Michael had decided to punish his boy for missing a curfew by kicking him. “If I had something in my hands, I would have killed him. That’s when I knew what I was,” Natale, the former head of the Philly mob, recalls in the new book Last Don Standing: The Secret Life of Mob Boss Ralph Natale (Thomas Dunne Books/St. Martin’s Press).
Jarring admissions like that one are sprinkled throughout the book like locatelli cheese atop a plate of spaghetti. Co-authors Larry McShane, a veteran New York Daily News reporter, and Dan Pearson, executive producer of the Discovery Channel’s I Married a Mobster, offer a recap of Natale’s evolution from a tough South Philly kid to a cold-blooded killer who had a major hand in ensuring that crime families in New York, Chicago and Philadelphia all profited handsomely when casinos began sprouting in Atlantic City in the late 1970s and early ’80s.
The book also offers a dual portrait of the dramatic decline of the Philly mob, beginning with the 1980 murder of Natale’s longtime mentor, Angelo “The Docile Don” Bruno, at the hands of conniving underlings.

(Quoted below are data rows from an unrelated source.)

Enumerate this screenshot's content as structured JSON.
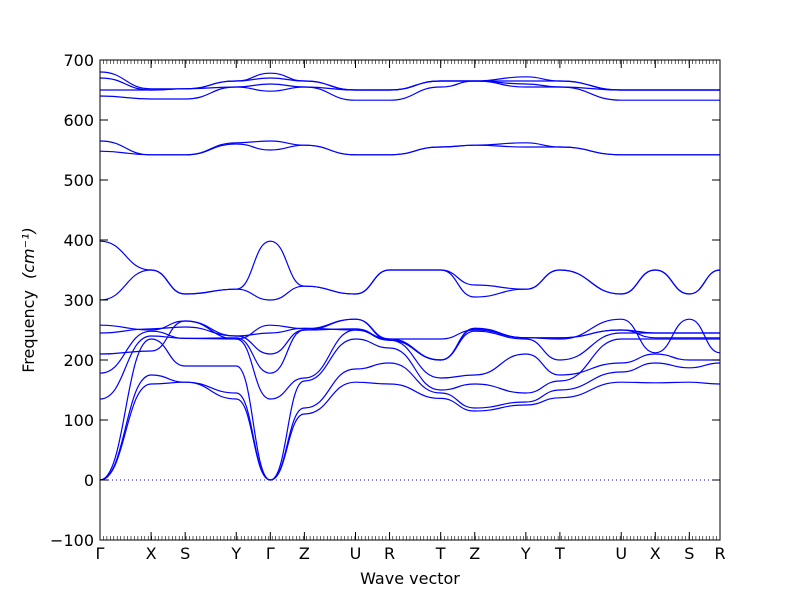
{
  "chart_data": {
    "type": "line",
    "title": "",
    "xlabel": "Wave vector",
    "ylabel_text": "Frequency",
    "ylabel_unit": "(cm⁻¹)",
    "ylim": [
      -100,
      700
    ],
    "yticks": [
      -100,
      0,
      100,
      200,
      300,
      400,
      500,
      600,
      700
    ],
    "xlim": [
      0,
      18.2
    ],
    "high_symmetry_points": [
      {
        "label": "Γ",
        "x": 0
      },
      {
        "label": "X",
        "x": 1.5
      },
      {
        "label": "S",
        "x": 2.5
      },
      {
        "label": "Y",
        "x": 4.0
      },
      {
        "label": "Γ",
        "x": 5.0
      },
      {
        "label": "Z",
        "x": 6.0
      },
      {
        "label": "U",
        "x": 7.5
      },
      {
        "label": "R",
        "x": 8.5
      },
      {
        "label": "T",
        "x": 10.0
      },
      {
        "label": "Z",
        "x": 11.0
      },
      {
        "label": "Y",
        "x": 12.5
      },
      {
        "label": "T",
        "x": 13.5
      },
      {
        "label": "U",
        "x": 15.3
      },
      {
        "label": "X",
        "x": 16.3
      },
      {
        "label": "S",
        "x": 17.3
      },
      {
        "label": "R",
        "x": 18.2
      }
    ],
    "line_color": "#0000ff",
    "zero_line": {
      "y": 0,
      "style": "dotted"
    },
    "series": [
      {
        "x": [
          0,
          1.5,
          2.5,
          4.0,
          5.0,
          6.0,
          7.5,
          8.5,
          10.0,
          11.0,
          12.5,
          13.5,
          15.3,
          16.3,
          17.3,
          18.2
        ],
        "values": [
          0,
          160,
          163,
          135,
          0,
          110,
          163,
          160,
          136,
          115,
          125,
          137,
          163,
          162,
          163,
          160
        ]
      },
      {
        "x": [
          0,
          1.5,
          2.5,
          4.0,
          5.0,
          6.0,
          7.5,
          8.5,
          10.0,
          11.0,
          12.5,
          13.5,
          15.3,
          16.3,
          17.3,
          18.2
        ],
        "values": [
          0,
          175,
          163,
          145,
          0,
          120,
          185,
          195,
          145,
          120,
          130,
          150,
          180,
          195,
          187,
          195
        ]
      },
      {
        "x": [
          0,
          1.5,
          2.5,
          4.0,
          5.0,
          6.0,
          7.5,
          8.5,
          10.0,
          11.0,
          12.5,
          13.5,
          15.3,
          16.3,
          17.3,
          18.2
        ],
        "values": [
          0,
          235,
          190,
          190,
          0,
          165,
          235,
          220,
          150,
          160,
          145,
          165,
          235,
          235,
          235,
          235
        ]
      },
      {
        "x": [
          0,
          1.5,
          2.5,
          4.0,
          5.0,
          6.0,
          7.5,
          8.5,
          10.0,
          11.0,
          12.5,
          13.5,
          15.3,
          16.3,
          17.3,
          18.2
        ],
        "values": [
          135,
          240,
          236,
          235,
          135,
          170,
          250,
          233,
          170,
          175,
          210,
          175,
          195,
          210,
          200,
          200
        ]
      },
      {
        "x": [
          0,
          1.5,
          2.5,
          4.0,
          5.0,
          6.0,
          7.5,
          8.5,
          10.0,
          11.0,
          12.5,
          13.5,
          15.3,
          16.3,
          17.3,
          18.2
        ],
        "values": [
          178,
          248,
          236,
          237,
          178,
          250,
          252,
          233,
          200,
          248,
          235,
          200,
          245,
          245,
          245,
          245
        ]
      },
      {
        "x": [
          0,
          1.5,
          2.5,
          4.0,
          5.0,
          6.0,
          7.5,
          8.5,
          10.0,
          11.0,
          12.5,
          13.5,
          15.3,
          16.3,
          17.3,
          18.2
        ],
        "values": [
          210,
          215,
          265,
          240,
          210,
          250,
          268,
          233,
          200,
          252,
          237,
          235,
          268,
          212,
          268,
          212
        ]
      },
      {
        "x": [
          0,
          1.5,
          2.5,
          4.0,
          5.0,
          6.0,
          7.5,
          8.5,
          10.0,
          11.0,
          12.5,
          13.5,
          15.3,
          16.3,
          17.3,
          18.2
        ],
        "values": [
          245,
          252,
          255,
          240,
          245,
          253,
          250,
          235,
          200,
          253,
          237,
          237,
          250,
          237,
          237,
          237
        ]
      },
      {
        "x": [
          0,
          1.5,
          2.5,
          4.0,
          5.0,
          6.0,
          7.5,
          8.5,
          10.0,
          11.0,
          12.5,
          13.5,
          15.3,
          16.3,
          17.3,
          18.2
        ],
        "values": [
          258,
          250,
          265,
          235,
          258,
          252,
          268,
          235,
          235,
          250,
          237,
          237,
          250,
          245,
          245,
          245
        ]
      },
      {
        "x": [
          0,
          1.5,
          2.5,
          4.0,
          5.0,
          6.0,
          7.5,
          8.5,
          10.0,
          11.0,
          12.5,
          13.5,
          15.3,
          16.3,
          17.3,
          18.2
        ],
        "values": [
          300,
          350,
          310,
          318,
          300,
          323,
          310,
          350,
          350,
          305,
          318,
          350,
          310,
          350,
          310,
          350
        ]
      },
      {
        "x": [
          0,
          1.5,
          2.5,
          4.0,
          5.0,
          6.0,
          7.5,
          8.5,
          10.0,
          11.0,
          12.5,
          13.5,
          15.3,
          16.3,
          17.3,
          18.2
        ],
        "values": [
          398,
          350,
          310,
          318,
          398,
          323,
          310,
          350,
          350,
          325,
          318,
          350,
          310,
          350,
          310,
          350
        ]
      },
      {
        "x": [
          0,
          1.5,
          2.5,
          4.0,
          5.0,
          6.0,
          7.5,
          8.5,
          10.0,
          11.0,
          12.5,
          13.5,
          15.3,
          16.3,
          17.3,
          18.2
        ],
        "values": [
          548,
          542,
          542,
          560,
          550,
          558,
          542,
          542,
          555,
          558,
          562,
          555,
          542,
          542,
          542,
          542
        ]
      },
      {
        "x": [
          0,
          1.5,
          2.5,
          4.0,
          5.0,
          6.0,
          7.5,
          8.5,
          10.0,
          11.0,
          12.5,
          13.5,
          15.3,
          16.3,
          17.3,
          18.2
        ],
        "values": [
          565,
          542,
          542,
          562,
          565,
          558,
          542,
          542,
          555,
          558,
          555,
          555,
          542,
          542,
          542,
          542
        ]
      },
      {
        "x": [
          0,
          1.5,
          2.5,
          4.0,
          5.0,
          6.0,
          7.5,
          8.5,
          10.0,
          11.0,
          12.5,
          13.5,
          15.3,
          16.3,
          17.3,
          18.2
        ],
        "values": [
          640,
          635,
          635,
          655,
          648,
          655,
          633,
          633,
          655,
          665,
          655,
          655,
          633,
          633,
          633,
          633
        ]
      },
      {
        "x": [
          0,
          1.5,
          2.5,
          4.0,
          5.0,
          6.0,
          7.5,
          8.5,
          10.0,
          11.0,
          12.5,
          13.5,
          15.3,
          16.3,
          17.3,
          18.2
        ],
        "values": [
          650,
          650,
          652,
          655,
          660,
          655,
          650,
          650,
          665,
          665,
          660,
          655,
          650,
          650,
          650,
          650
        ]
      },
      {
        "x": [
          0,
          1.5,
          2.5,
          4.0,
          5.0,
          6.0,
          7.5,
          8.5,
          10.0,
          11.0,
          12.5,
          13.5,
          15.3,
          16.3,
          17.3,
          18.2
        ],
        "values": [
          670,
          650,
          652,
          665,
          670,
          665,
          650,
          650,
          665,
          665,
          665,
          665,
          650,
          650,
          650,
          650
        ]
      },
      {
        "x": [
          0,
          1.5,
          2.5,
          4.0,
          5.0,
          6.0,
          7.5,
          8.5,
          10.0,
          11.0,
          12.5,
          13.5,
          15.3,
          16.3,
          17.3,
          18.2
        ],
        "values": [
          680,
          652,
          652,
          665,
          678,
          665,
          650,
          650,
          665,
          665,
          672,
          665,
          650,
          650,
          650,
          650
        ]
      }
    ]
  }
}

The years that followed were marked by constant infighting, backstabbing and bloodshed that left the local La Cosa Nostra a mere shadow of its former self.
McShane and Pearson wrestle with a larger question of whether there can be any good guys in the world of organized crime. Natale often describes himself and some of the Mafia of his generation as honorable, stand-up men who lived by a code of loyalty and respect, while the generation that succeeded them is portrayed as greedy and recklessly violent. It’s hard to reconcile that with Natale’s reaction to overhearing an ex-con named George Feeney talking shit about Natale and Bruno: “I put three in Feeney’s face — boom, boom, boom! Right in his fucking dome. Done.”
Part of what makes Natale’s mob story unique is that he’s missing from it for long stretches. He spent 16 years behind bars on drug trafficking and arson charges, then took over the Philly mob after being released on parole in 1994. But his time on the throne was brief; he was scooped up on a parole violation four years later and soon indicted for financing a son-in-law’s meth operation. Natale had been the poster boy for omertà, the Mafia’s code of silence, but he opted to become a cooperating witness after learning that his underboss, Joey Merlino, had reneged on a promise to take care of his family after he returned to prison. (Natale has been in witness protection since his May 2011 release.)
Pearson is producing a biopic about Natale’s life, and there are plenty of interesting anecdotes to mine, including some concerning Natale’s quasi-friendship with infamous Teamsters boss Jimmy Hoffa and the mob’s role in allegedly getting Sonny Liston to throw both of his heavyweight bouts with Muhammad Ali. And then, of course, there’s the violence. “I never take pleasure in killing anybody,” Natale explains at one point in Last Don Standing. “I tell you, when it comes to that, I kill ’em so fast they don’t even know they’re dead. I shoot ’em. Right in the face.”